Tout cela reflète bien le rapport de forces totalement déséquilibré dans les relations commerciales, et ce au détriment des éleveurs.

Les conclusions de l’Observatoire des prix et des marges sont d’autant moins satisfaisantes que de nombreuses études, émanant notamment de l’UFC-Que Choisir, montrent une augmentation des prix à la consommation de la viande sur la période 2000-2010 pouvant aller de 40 % à 50 %. À titre d’exemple, le kilo de bœuf coûte en moyenne 3,07 euros à la production et 11,61 euros à la consommation.

Il revient donc à l’Observatoire des prix et des marges de faire un énorme travail de recherche complémentaire pour collecter des données objectives, car il est difficilement imaginable que personne ne s’enrichisse dans cette chaîne de production alors que les prix à la consommation augmentent.

Et la situation déjà difficile des éleveurs ne risque pas de s’améliorer avec la sécheresse actuelle, qui entraîne des problèmes d’approvisionnement en fourrage ! Il est d’ailleurs clair que la sécheresse, sur laquelle je conclurai mon intervention, va avoir des répercussions dramatiques, en particulier pour les éleveurs, mais aussi pour le monde agricole en général.

Face à des aléas climatiques récurrents, il apparaît nécessaire de mettre en place de nouveaux systèmes de solidarité entre les filières, de manière à éviter les pénuries.

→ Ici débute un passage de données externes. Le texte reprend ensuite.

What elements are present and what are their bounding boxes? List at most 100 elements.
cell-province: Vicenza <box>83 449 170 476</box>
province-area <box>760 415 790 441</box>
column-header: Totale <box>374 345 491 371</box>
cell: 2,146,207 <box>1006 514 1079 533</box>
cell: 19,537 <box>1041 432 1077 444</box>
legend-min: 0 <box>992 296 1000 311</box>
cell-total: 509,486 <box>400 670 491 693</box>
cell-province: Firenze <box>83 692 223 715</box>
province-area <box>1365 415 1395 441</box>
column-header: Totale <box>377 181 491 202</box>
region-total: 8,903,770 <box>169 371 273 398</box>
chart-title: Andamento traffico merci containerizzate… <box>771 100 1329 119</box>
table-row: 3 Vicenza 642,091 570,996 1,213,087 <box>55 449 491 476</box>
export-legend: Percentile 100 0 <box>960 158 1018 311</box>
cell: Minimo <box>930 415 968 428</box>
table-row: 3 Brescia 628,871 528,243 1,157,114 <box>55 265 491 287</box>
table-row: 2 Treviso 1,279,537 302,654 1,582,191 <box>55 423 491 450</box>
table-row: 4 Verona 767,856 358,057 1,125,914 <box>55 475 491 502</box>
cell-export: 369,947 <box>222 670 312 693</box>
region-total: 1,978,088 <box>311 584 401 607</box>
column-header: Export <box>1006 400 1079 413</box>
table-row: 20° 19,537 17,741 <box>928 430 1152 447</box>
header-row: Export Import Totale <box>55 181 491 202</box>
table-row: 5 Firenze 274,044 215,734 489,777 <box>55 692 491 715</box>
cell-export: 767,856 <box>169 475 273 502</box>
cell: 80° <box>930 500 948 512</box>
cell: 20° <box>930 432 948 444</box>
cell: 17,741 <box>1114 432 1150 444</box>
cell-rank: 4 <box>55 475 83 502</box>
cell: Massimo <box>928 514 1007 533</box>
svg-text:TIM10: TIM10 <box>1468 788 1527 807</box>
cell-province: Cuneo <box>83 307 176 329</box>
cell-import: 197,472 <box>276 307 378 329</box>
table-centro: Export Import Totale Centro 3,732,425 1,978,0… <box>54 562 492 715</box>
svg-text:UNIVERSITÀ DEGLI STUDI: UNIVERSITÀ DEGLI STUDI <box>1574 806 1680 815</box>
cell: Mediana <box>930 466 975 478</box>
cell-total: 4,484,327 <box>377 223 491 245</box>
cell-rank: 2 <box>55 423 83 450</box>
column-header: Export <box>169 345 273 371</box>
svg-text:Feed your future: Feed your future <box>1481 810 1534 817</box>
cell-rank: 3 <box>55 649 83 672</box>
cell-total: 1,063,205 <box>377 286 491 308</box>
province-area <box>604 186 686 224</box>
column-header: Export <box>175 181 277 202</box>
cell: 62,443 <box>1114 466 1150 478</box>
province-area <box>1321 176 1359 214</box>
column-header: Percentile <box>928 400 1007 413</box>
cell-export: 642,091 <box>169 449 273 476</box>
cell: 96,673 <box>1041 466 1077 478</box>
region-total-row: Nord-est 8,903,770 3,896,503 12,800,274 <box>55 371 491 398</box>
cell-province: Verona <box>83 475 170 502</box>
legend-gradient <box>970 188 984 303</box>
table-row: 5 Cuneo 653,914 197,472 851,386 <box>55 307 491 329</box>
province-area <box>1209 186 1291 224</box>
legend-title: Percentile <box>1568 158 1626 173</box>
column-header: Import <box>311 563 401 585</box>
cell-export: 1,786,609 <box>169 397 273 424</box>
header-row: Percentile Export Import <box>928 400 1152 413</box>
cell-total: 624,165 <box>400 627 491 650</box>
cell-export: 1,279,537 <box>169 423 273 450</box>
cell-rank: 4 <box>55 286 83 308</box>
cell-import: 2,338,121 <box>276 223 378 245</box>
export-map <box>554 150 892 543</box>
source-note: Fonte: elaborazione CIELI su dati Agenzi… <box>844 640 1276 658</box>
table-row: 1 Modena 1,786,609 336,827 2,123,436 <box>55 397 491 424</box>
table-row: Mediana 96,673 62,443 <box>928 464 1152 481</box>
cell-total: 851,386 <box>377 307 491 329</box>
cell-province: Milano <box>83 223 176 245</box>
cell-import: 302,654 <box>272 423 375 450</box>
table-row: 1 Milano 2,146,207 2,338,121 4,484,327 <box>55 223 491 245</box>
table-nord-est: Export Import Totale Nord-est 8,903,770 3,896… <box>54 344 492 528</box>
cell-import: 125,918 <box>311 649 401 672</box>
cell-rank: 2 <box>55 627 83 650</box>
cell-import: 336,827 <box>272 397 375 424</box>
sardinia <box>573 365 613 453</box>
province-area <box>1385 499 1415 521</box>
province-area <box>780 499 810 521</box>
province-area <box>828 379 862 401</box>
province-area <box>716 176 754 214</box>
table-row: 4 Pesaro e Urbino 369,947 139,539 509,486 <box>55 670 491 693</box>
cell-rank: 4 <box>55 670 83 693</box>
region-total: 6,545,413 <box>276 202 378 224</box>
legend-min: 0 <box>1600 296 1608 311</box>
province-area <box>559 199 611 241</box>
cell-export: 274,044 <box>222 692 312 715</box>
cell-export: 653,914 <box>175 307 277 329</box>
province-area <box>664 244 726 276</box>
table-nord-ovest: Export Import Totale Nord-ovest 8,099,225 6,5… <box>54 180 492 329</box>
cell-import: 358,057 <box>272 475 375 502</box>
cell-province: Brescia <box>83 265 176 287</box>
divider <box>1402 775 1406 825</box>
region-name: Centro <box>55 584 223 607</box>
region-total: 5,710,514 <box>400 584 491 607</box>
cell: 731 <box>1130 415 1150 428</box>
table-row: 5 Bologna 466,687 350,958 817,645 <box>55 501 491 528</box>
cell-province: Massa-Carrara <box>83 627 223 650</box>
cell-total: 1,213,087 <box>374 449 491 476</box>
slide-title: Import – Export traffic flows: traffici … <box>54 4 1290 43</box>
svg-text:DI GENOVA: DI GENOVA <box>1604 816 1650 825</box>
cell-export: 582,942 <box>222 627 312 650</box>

Pourraient ainsi être envisagés des contrats interfilières assurant une gestion de l’offre et de la demande en paille et fourrages et s’appuyant sur une plateforme d’échanges entre bassins allaitants et bassins céréaliers.

Monsieur le ministre, dans la mesure où vous êtes vous-même favorable au développement de relations contractuelles entre les filières céréalières et d’élevage, pourriez-vous nous préciser vos propositions en la matière ? (Applaudissements sur les travées du groupe socialiste et du groupe CRC-SPG. – Mme Nathalie Goulet applaudit également.)